Re: [PATCH net-next 5/6] devlink: Reshuffle resource registration logic

Leon Romanovsky <leon@xxxxxxxxxx> · Sun, 21 Nov 2021 10:45:12 +0200

On Fri, Nov 19, 2021 at 08:10:17AM -0800, Jakub Kicinski wrote:
> On Fri, 19 Nov 2021 17:38:53 +0200 Leon Romanovsky wrote:
> > On Thu, Nov 18, 2021 at 05:48:13PM -0800, Jakub Kicinski wrote:
> > > On Thu, 18 Nov 2021 09:50:20 +0200 Leon Romanovsky wrote:  
> > > > And it shouldn't. devlink_resource_find() will return valid resource only
> > > > if there driver is completely bogus with races or incorrect allocations of
> > > > resource_id.
> > > > 
> > > > devlink_*_register(..)
> > > >  mutex_lock(&devlink->lock);
> > > >  if (devlink_*_find(...)) {
> > > >     mutex_unlock(&devlink->lock);
> > > >     return ....;
> > > >  }
> > > >  .....
> > > > 
> > > > It is almost always wrong from locking and layering perspective the pattern above,
> > > > as it is racy by definition if not protected by top layer.
> > > > 
> > > > There are exceptions from the rule above, but devlink is clearly not the
> > > > one of such exceptions.  
> > > 
> > > Just drop the unnecessary "cleanup" patches and limit the amount 
> > > of driver code we'll have to revert if your approach fails.  
> > 
> > My approach works, exactly like it works in other subsystems.
> > https://lore.kernel.org/netdev/cover.1636390483.git.leonro@xxxxxxxxxx/
> 
> What "other subsystems"? I'm aware of the RFC version of these patches.

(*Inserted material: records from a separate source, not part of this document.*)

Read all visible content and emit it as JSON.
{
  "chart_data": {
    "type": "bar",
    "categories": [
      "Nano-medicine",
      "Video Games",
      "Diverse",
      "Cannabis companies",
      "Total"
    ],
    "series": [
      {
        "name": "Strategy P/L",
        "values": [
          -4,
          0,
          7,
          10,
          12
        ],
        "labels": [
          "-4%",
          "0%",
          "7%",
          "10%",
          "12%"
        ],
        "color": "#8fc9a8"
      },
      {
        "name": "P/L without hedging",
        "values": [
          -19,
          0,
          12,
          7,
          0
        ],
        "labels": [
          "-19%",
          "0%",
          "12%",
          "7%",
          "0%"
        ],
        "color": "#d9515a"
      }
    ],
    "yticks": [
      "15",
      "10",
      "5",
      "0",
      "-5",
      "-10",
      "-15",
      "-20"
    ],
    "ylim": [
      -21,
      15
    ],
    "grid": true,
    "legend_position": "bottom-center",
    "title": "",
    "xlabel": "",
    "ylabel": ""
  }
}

Approach to have fine-grained locking scheme, instead of having one big lock.
This was done in MM for mmap_sem, we did it for RDMA too.

> 
> Breaking up the locks to to protect sub-objects only is fine for
> protecting internal lists but now you can't guarantee that the object
> exists when driver is called.

I can only guess about which objects you are talking.

If you are talking about various devlink sub-objects (ports, traps,
e.t.c), they created by the drivers and as such should be managed by them.
Also they are connected to devlink which is guaranteed to exist. At the end,
they called to devlink_XXX->devlink pointer without any existence check.

If you are talking about devlink instance itself, we guarantee that it
exists between devlink_alloc() and devlink_free(). It seems to me pretty
reasonable request from drivers do not access devlink before devlink_alloc()
or after devlink_free(),

> 
> I'm sure you'll utter your unprovable "in real drivers.." but the fact
> is my approach does not suffer from any such issues. Or depends on
> drivers registering devlink last.

Registration of devlink doesn't do anything except opening it to the world.
The lifetime is controlled with alloc and free. My beloved sentence "in
real drivers ..." belongs to use of devlink_put and devlink_locks outside
of devlink.c and nothing more.

> 
> I can start passing a pointer to a devlink_port to split/unsplit
> functions, which is a great improvement to the devlink driver API.

You can do it with my approach too. We incremented reference counter
of devlink instance when devlink_nl_cmd_port_split_doit() was called,
and we can safely take devlink->port_list_lock lock before returning
from pre_doit.

> 
> > We are waiting to see your proposal extended to support parallel devlink
> > execution and to be applied to real drivers.
> > https://lore.kernel.org/netdev/20211030231254.2477599-1-kuba@xxxxxxxxxx/
> 
> The conversion to xarray you have done is a great improvement, I don't
> disagree with the way you convert to allow parallel calls either.
> 
> I already told you that real drivers can be converted rather easily,
> even if it's not really necessary.
> 
> But I'm giving you time to make your proposal. If I spend time
> polishing my patches I'll be even more eager to put this behind me.

I see exposure of devlink internals to the driver as last resort, so I
stopped to make proposals after your responses:

"I prefer my version."
https://lore.kernel.org/netdev/20211108101646.0a4e5ca4@xxxxxxxxxxxxxxxxxxxxxxxxxxxxxxxxxxxxxxxxxxxxx/

"If by "fixed first" you mean it needs 5 locks to be added and to remove
any guarantees on sub-object lifetime then no thanks."
https://lore.kernel.org/netdev/20211108104608.378c106e@xxxxxxxxxxxxxxxxxxxxxxxxxxxxxxxxxxxxxxxxxxxxx/

> 
> > Anyway, you are maintainer, you want half work, you will get half work.
> 
> What do you mean half work? You have a record of breaking things 
> in the area and changing directions. How is my request to limit
> unnecessary "cleanups" affecting drivers until the work is finished
> not perfectly reasonable?!?!

I don't know what made you think so. My end goals (parallel execution
and safe devlink reload) and solutions didn't changes:
 * Devlink instance is safe to access by kernel between devlink_alloc() and devlink_free().
 * Devlink instance is visible for users between devlink_register() and devlink_unregister().
 * Locks should be fine-grained and limited.

By saying, half work, I mean that attempt to limit locks leave many
functions to be such that can't fail and as such should be void and not
"return 0".

And regarding "breaking things", I'm not doing it for fun, but with real
desire to improve kernel for everyone, not only for our driver.

> 
> > > I spent enough time going back and forth with you.
> > 
> > Disagreements are hard for everyone, not only for you.